Setelah tenang, aku kembali menatap Gema. Untungnya Javier tidak bertanya lagi padaku. Dia menatapku tanpa jeda. Apa mungkin dia syok? Uh, sepertinya aku perlu berbicara empat mata dengannya nanti.
“Gue cuma 30 hari doang kok pacaran sama Kale,” lanjutku pada keduanya. “Setelah itu udah, semua keputusan ada di dia.”
Ponsel di sakuku bergetar. Aku segera mempercepat langkah, memberi jarak dengan mereka. Mom menelepon. “Ya, Mom. Ada apa?”
“Kamu pulang jam berapa hari ini?”
“Sore kayak biasa. Kenapa?”
Mom berdecak di seberang sana. ”Kamu enggak apa-apa? Obatmu masih ada kamar. Mom sekarang ke sana, ya!”
“Hah? Emang iya? Aku belum cek tas lagi.”
“Iya. Ini Mama pegang, lho. Ya udah, tunggu ya. Mama ke sana.”
“Eh, enggak usah, Mom. Aku baik-baik aja, kok. Lagian juga Mom bukannya tadi udah berangkat?”
“Iya, tadi ada yang tertinggal di rumah.” Mom menghela napas. ”Kamu seharian di luar. Mom takut terjadi sesuatu sama kamu.”
“Mom, maaf banget ya, tapi aku harus masuk kelas sekarang. Bye, Mom.” Tanpa menunggu sahutan dari Mom, aku langsung mematikan sambungan telepon. Semoga jantungku kuat hari ini. Jangan sampai ada serangan lagi seperti tadi.
“Aluna...,” lengkingan cewek beradu dengan ketukan pantofelnya terdengar ke seantero sekolah. Ya setidaknya sampai suaranya terdengar olehku.
Aku berbalik badan, dan melihat Lily tengah berlari ke arahku. Langkahnya lebih cepat daripada Javier dan Gema. Senyumku pun selalu mengembang saat melihat cewek berambut pendek itu yang selalu bersemangat, seolah dia tak pernah kehabisan bensin.
Lily melebarkan kedua tangannya, siap memelukku. “Gue kangen gila sama lo tahu enggak?”
Kubalas pelukan Lily. “Gue juga kangen sama lo, Ly. Eh, kenapa lo enggak jadi atlet lari aja, sih.”

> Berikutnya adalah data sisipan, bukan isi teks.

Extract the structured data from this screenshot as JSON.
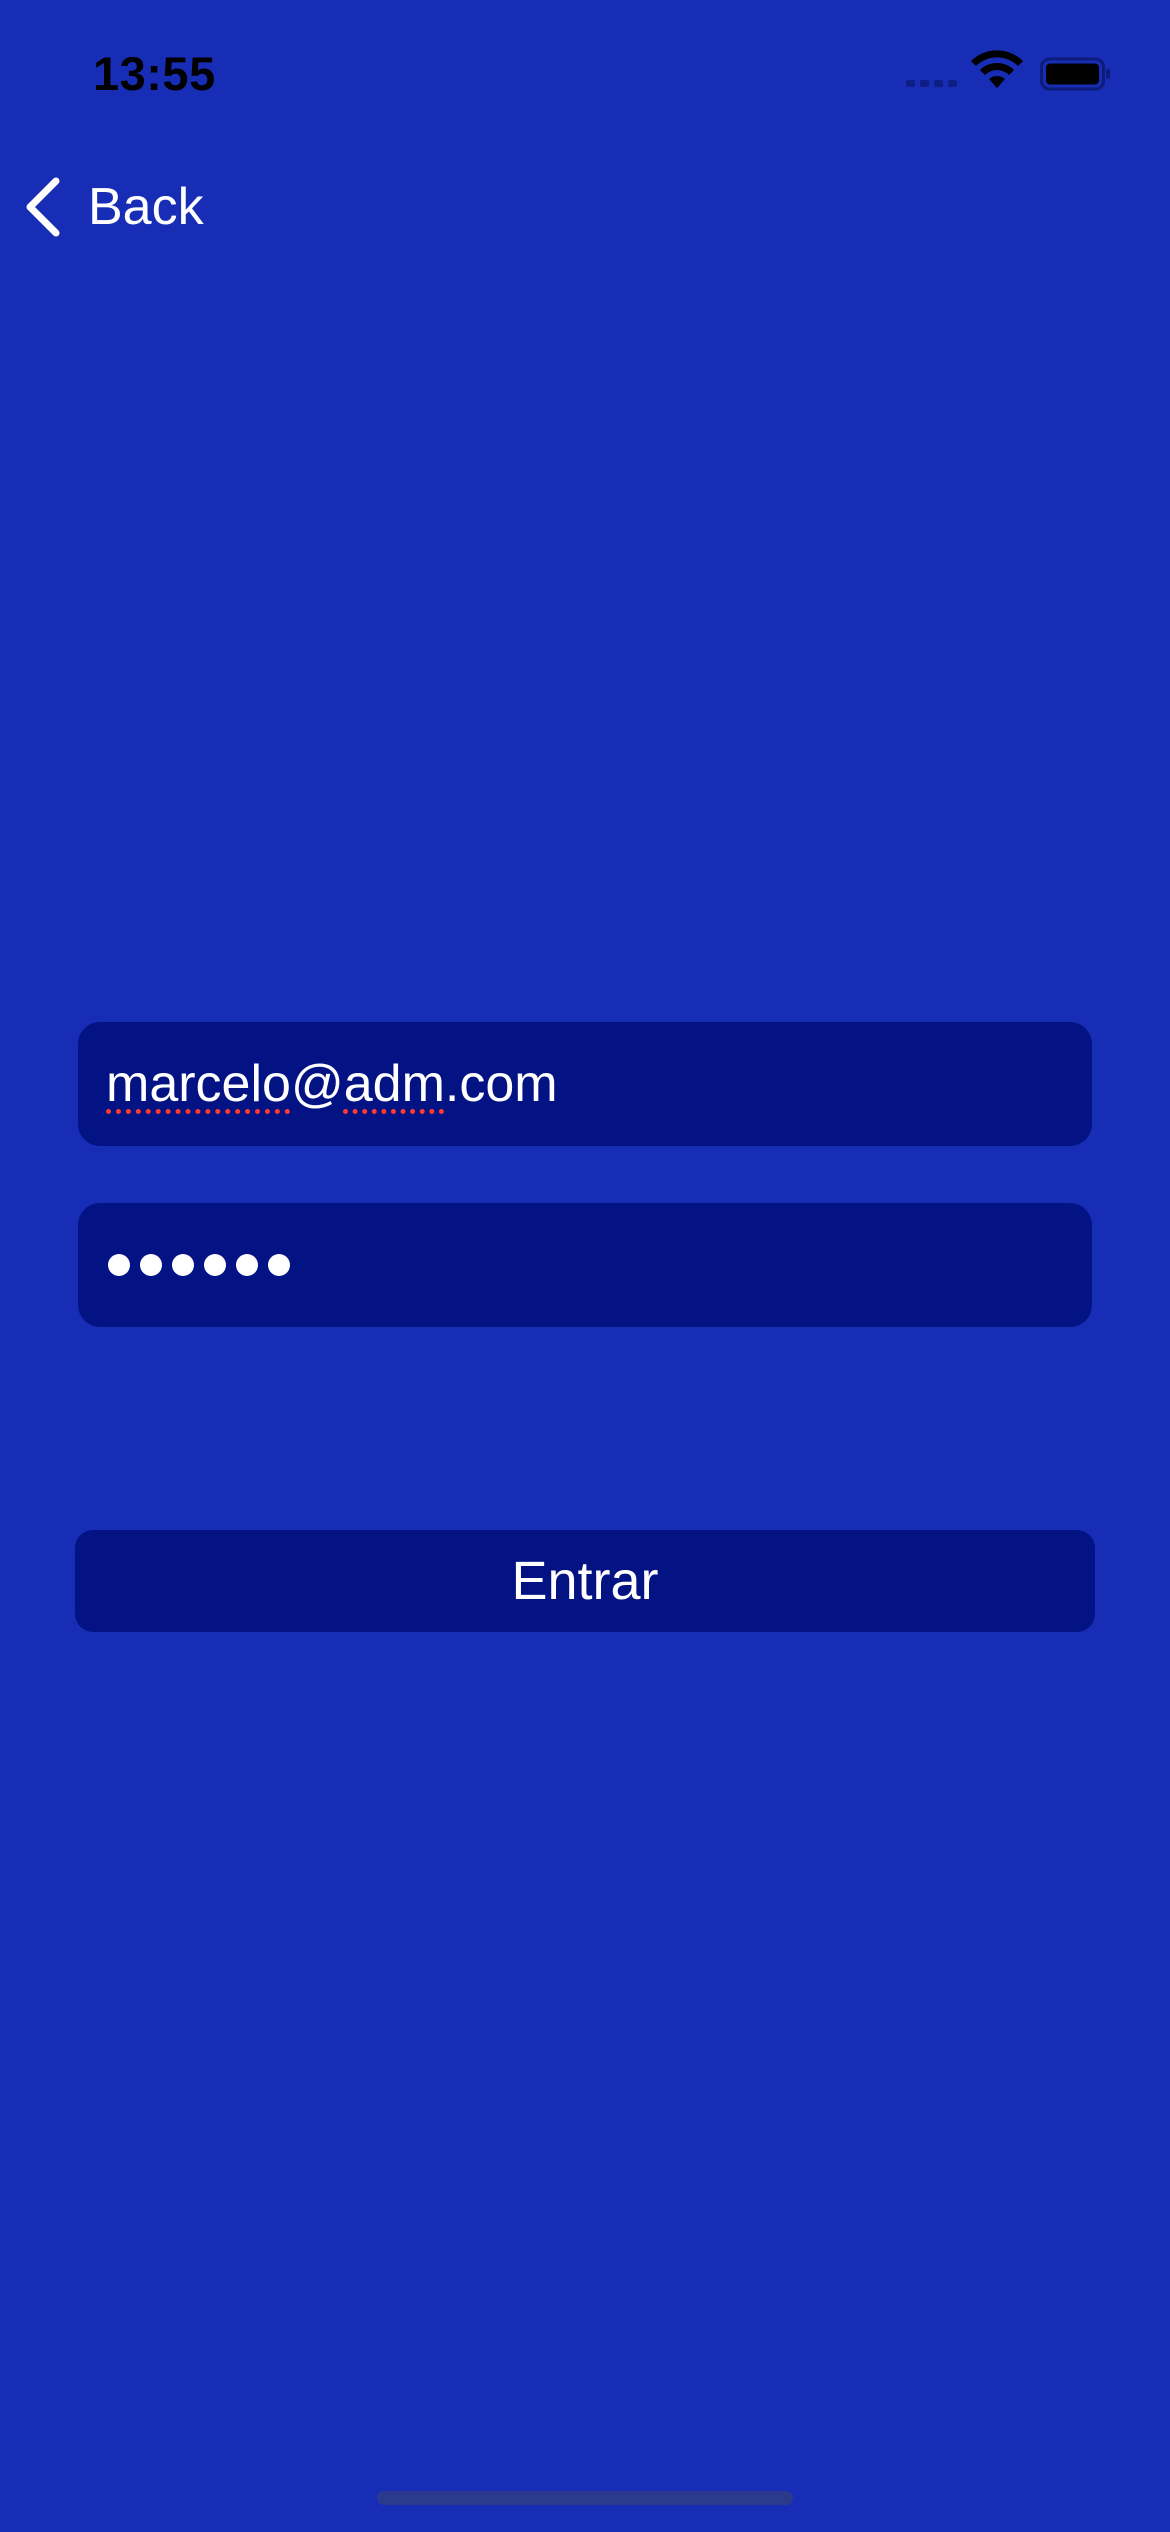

“Yeee, baru ketemu juga, udah nyuruh-nyuruh gituan,” gerutu Lily. “Lagian ke mana aja sih lo tiga hari ini?”
Aluna melanjutkan langkahku. “Enggak enak badan aja.”
“Enggak enak badan sampe tiga hari? Lo sakit apa, Na? Pasti karena nolongin gue kemarin, ya? Lo sampe pingsan gitu soalnya.”
Aku tersenyum. “Oh, enggak kok. Sakitnya dua hari. Hari ketiganya cabut sama Kale.”
“Ih, dasar!” Lily mendelik. “Sejak kapan sih Kale jadi ngajak-ngajak cewek cabut? Enggak bener tuh anak. Harus gue omelin!”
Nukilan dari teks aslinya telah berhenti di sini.